Ho parlato più volte (e lo hanno fatto anche diversə mieə colleghə) dei determinanti sociali della salute mentale, ovvero quei fattori che, interagendo tra loro, influenzano i livelli individuali e collettivi di salute mentale e di benessere.
In altre parole, fare parte di un gruppo razzializzato espone a maggiori rischi per la propria salute.
In Italia si fa fatica a parlare di razzismo e della nostra responsabilità coloniale, figuriamoci del suo impatto sulla salute mentale.
Dal processo infinito per ottenere la cittadinanza, spesso negata, anche se sei natə in questo paese, fino alla discriminazione scolastica e sul lavoro, per arrivare alla violenza razzista, già questo basterebbe per farci svegliare e renderci conto che non possiamo più essere complicə di questo scempio ai danni delle persone cui condividiamo la vita nel nostro paese. Ma non finisce qui.
Essere una persona razzializzata in Italia significa affrontare quotidianamente Stress Cronico (vedi Meyer e Minority Stress), Microaggressioni (vedi Chester e Sue), traumatizzazione (vedi Van Der Kolk), Gaslighting, TonePolicing, esposizione a Shaming cronico (vergogna). Aggiungiamoci poi il resto di discriminazioni a cui si è espostə se si è, per esempio, anche disabili, neuroatipicə, grassə, LGBTIAQP+.

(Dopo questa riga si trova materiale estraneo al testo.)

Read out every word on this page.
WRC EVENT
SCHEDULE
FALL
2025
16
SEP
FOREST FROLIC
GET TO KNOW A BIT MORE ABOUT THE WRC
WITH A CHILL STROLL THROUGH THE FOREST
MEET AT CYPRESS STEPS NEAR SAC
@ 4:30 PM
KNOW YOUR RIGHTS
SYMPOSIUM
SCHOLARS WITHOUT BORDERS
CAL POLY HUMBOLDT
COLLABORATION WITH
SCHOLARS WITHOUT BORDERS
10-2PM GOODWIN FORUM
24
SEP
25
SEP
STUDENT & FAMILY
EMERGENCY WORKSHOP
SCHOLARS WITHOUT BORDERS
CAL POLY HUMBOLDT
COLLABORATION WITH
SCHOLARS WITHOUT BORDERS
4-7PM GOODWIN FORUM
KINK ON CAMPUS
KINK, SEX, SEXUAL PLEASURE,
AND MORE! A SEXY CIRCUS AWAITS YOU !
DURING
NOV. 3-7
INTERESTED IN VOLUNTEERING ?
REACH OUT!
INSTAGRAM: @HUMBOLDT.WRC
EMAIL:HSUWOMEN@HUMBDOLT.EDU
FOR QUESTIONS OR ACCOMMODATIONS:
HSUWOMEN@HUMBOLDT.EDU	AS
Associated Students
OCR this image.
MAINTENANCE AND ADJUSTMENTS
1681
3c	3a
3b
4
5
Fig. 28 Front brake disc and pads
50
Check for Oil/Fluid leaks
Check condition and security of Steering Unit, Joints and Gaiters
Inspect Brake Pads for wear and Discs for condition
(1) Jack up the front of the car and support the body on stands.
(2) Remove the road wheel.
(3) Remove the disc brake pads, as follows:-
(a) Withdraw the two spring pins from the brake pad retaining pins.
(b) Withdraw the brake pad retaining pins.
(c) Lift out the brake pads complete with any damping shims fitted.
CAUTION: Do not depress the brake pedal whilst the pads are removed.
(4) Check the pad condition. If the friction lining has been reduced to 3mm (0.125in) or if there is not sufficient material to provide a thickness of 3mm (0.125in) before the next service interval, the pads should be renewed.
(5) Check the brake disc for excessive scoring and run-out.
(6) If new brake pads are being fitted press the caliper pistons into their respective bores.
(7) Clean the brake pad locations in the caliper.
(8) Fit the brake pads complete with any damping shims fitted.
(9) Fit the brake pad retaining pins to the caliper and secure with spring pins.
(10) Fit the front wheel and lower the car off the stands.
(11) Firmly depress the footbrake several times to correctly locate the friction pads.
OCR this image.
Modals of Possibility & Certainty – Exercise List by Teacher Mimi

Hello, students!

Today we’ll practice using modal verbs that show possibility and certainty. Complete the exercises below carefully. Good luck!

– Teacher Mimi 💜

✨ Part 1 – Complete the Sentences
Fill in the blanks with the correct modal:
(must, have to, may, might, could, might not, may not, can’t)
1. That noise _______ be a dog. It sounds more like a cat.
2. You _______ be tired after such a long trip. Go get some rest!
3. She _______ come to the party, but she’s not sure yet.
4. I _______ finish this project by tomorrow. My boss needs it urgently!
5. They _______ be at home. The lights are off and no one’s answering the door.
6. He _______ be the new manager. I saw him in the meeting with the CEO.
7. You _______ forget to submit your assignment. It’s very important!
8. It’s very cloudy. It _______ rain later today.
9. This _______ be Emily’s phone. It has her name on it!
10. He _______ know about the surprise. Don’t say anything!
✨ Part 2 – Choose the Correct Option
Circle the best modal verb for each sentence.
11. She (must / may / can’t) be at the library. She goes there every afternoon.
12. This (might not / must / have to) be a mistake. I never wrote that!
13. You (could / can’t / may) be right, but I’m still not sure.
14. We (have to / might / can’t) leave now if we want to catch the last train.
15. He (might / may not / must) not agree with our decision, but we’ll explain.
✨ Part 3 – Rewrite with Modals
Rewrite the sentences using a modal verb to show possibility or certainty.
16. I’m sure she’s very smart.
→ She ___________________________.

Moltissime persone razzializzate (pubblicamente e in privato) hanno anche espresso il dolore di essersi rivoltə a professionistə della salute mentale in Italia e di essere statə completamente invalidatə nel loro vissuto di sofferenza, finendo per essere violatə da chi, invece, avrebbe dovuto proteggerlə (vedi il libro “Future” edito da Eeffequ Edizioni). La nostra categoria non può più permettersi di cavarsela con un debole “ma io non sono razzista”.
Il razzismo è un problema di salute pubblica (lo stanno dicendo moltə attivistə e lo ribadisco anche come professionista sanitaria) e anche come tale va trattato.
Io non ho la soluzione perché sono anche io parte del problema, ma credo che dobbiamo almeno cominciare a parlarne.